Declining revenue but better-than-expected results

For Q1 2014, Marvell Technology Group Ltd. (NASDAQ:MRVL) reported better-than-expected earnings of $0.19 per share, beating analysts’ estimate of $0.14 per share. The revenue of $734 million also beat the estimate; however, it declined 24% sequentially. Overall, Marvell witnessed better demand in its Storage and Networking segment while Mobile and Wireless was below management’s expectation. Nonetheless, management believes Q1 was the trough for the Mobile segment. Marvell continues to make solid progress in its Mobile segment at multiple Tier 1 OEMs with its integrated 3G and 4G platforms.

Margins and balance sheet

Non-GAAP gross margin was 54.6% and operating margin was 12% in Q1. Marvell Technology Group Ltd. (NASDAQ:MRVL) had cash and equivalents of $1.7 billion at the end of Q1, down $186 million sequentially. The company repurchased around $200 million worth of shares and returned about $30 million in Q1. About 29% of its total shares have been repurchased and retired in the past 11 quarters.

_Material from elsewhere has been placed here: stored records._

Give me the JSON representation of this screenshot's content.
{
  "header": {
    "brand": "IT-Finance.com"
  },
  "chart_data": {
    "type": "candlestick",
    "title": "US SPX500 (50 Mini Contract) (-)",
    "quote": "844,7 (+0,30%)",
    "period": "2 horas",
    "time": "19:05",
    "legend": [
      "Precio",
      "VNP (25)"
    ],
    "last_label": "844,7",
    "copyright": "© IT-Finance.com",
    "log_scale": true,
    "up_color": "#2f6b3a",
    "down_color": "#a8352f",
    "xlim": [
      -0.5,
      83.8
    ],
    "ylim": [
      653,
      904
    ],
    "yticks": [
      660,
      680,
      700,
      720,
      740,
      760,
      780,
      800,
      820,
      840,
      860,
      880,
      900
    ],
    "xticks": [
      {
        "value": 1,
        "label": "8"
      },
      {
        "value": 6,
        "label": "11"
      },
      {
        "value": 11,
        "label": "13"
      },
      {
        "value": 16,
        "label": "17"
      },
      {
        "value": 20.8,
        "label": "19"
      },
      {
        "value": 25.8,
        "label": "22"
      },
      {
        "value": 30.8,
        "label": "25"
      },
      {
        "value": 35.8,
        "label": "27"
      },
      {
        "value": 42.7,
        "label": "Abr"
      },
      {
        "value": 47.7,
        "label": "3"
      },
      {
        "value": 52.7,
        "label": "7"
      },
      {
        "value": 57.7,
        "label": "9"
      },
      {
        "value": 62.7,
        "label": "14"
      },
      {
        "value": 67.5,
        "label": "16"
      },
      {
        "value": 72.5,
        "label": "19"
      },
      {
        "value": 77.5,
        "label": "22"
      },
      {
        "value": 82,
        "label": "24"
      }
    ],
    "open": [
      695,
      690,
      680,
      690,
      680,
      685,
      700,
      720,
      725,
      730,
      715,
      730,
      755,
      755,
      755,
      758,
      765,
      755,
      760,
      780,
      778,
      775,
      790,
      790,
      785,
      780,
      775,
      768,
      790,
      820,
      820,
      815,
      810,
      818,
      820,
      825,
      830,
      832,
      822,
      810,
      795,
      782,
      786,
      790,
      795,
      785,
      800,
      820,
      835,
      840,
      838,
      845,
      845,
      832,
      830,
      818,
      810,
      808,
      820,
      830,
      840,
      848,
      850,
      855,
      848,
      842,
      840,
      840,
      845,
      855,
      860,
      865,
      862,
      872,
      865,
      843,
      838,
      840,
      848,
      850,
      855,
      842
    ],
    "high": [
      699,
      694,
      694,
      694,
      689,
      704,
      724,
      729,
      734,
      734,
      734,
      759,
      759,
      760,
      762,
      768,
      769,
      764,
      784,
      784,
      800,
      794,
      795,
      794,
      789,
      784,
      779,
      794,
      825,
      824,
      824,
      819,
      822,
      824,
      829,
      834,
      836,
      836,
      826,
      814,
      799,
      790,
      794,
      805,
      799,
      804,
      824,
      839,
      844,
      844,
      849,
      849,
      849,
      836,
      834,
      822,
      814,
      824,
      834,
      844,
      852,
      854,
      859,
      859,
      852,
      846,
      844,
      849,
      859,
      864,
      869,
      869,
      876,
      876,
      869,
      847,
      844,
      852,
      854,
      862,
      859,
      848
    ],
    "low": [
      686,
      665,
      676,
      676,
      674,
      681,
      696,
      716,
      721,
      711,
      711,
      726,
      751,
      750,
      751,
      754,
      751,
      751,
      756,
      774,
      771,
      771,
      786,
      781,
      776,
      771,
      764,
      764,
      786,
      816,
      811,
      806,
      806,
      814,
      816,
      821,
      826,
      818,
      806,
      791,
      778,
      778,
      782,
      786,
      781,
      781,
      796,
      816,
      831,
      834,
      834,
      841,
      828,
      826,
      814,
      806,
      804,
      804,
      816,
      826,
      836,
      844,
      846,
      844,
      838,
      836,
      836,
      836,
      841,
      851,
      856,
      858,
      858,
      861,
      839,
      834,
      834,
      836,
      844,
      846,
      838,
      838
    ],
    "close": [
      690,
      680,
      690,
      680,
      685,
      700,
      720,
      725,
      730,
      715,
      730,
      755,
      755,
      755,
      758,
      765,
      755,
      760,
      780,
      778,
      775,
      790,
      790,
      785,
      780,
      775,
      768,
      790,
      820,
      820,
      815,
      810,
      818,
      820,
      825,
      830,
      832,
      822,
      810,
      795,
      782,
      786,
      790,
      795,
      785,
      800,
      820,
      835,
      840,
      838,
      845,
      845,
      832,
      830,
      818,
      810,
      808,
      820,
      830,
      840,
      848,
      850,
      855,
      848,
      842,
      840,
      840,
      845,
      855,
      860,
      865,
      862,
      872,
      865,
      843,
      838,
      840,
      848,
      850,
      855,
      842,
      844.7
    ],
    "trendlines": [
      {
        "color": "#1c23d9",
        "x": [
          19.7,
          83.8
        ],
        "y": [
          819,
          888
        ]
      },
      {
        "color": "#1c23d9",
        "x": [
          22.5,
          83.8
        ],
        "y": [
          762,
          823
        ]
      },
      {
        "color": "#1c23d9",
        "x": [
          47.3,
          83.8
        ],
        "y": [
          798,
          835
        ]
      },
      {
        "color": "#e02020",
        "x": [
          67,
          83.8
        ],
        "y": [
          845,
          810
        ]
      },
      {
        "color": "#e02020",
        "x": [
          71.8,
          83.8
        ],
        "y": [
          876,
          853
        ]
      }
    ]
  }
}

Management expects the Storage segment to be roughly flat with double-digit growth in SSDs for Q2, offset by a slight decline in HDDs. As for the Connectivity segment, management expects solid year-over-year growth in fiscal 2014. The Mobile and Wireless segment is expected to grow in double-digits sequentially for Q2, whereas the Networking segment is estimated to grow in the low to mid-single digits sequentially. Overall, revenue is projected to be $770 to $810 million for Q2.

Product development and five-mode LTE Solution

Management continues to invest steadily in advanced storage technologies as it believes that storage needs for consumers and enterprises will continue to grow.

Marvell Technology Group Ltd. (NASDAQ:MRVL) continues to make strong progress in LTE. Earlier, a fully integrated, quad-core 5-mode Cat 4 LTE solution, specifically targeted for the mainstream 4G market was announced. Marvell’s new PXA1088 LTE is the industry’s first mass market quad-core 5-mode Category 4 LTE single-chip solution, supporting LTE TDD and FDD with several key features, including doubling the graphics performance compared to the 3G solution and supporting voice over LTE.

This technology is field proven and certified by major global operators, such as China Mobile Ltd. (ADR) (NYSE:CHL). China Mobile Ltd. (ADR) (NYSE:CHL) continues to invest heavily into 4G TD-LTE and will be inviting around 5,000 users to start testing the TD-LTE service in Shanghai in June. China Mobile Ltd. (ADR) (NYSE:CHL) is also rumored to launch its 4G network nationwide later this year if everything goes smoothly.

Marvell supports TDD-LTE, FDD-LTE, WCDMA, TD-SCDMA, and GPRS 2G and is confident to win the multi-mode LTE battle because it has both a mature five-mode LTE modem and a mature apps processor. The five-mode LTE chip is a device that not only works in China, but also in North America and Europe. Marvell Technology Group Ltd. (NASDAQ:MRVL)’s differentiation lies in its strength in the international market and being one of the leading LTE chipset companies.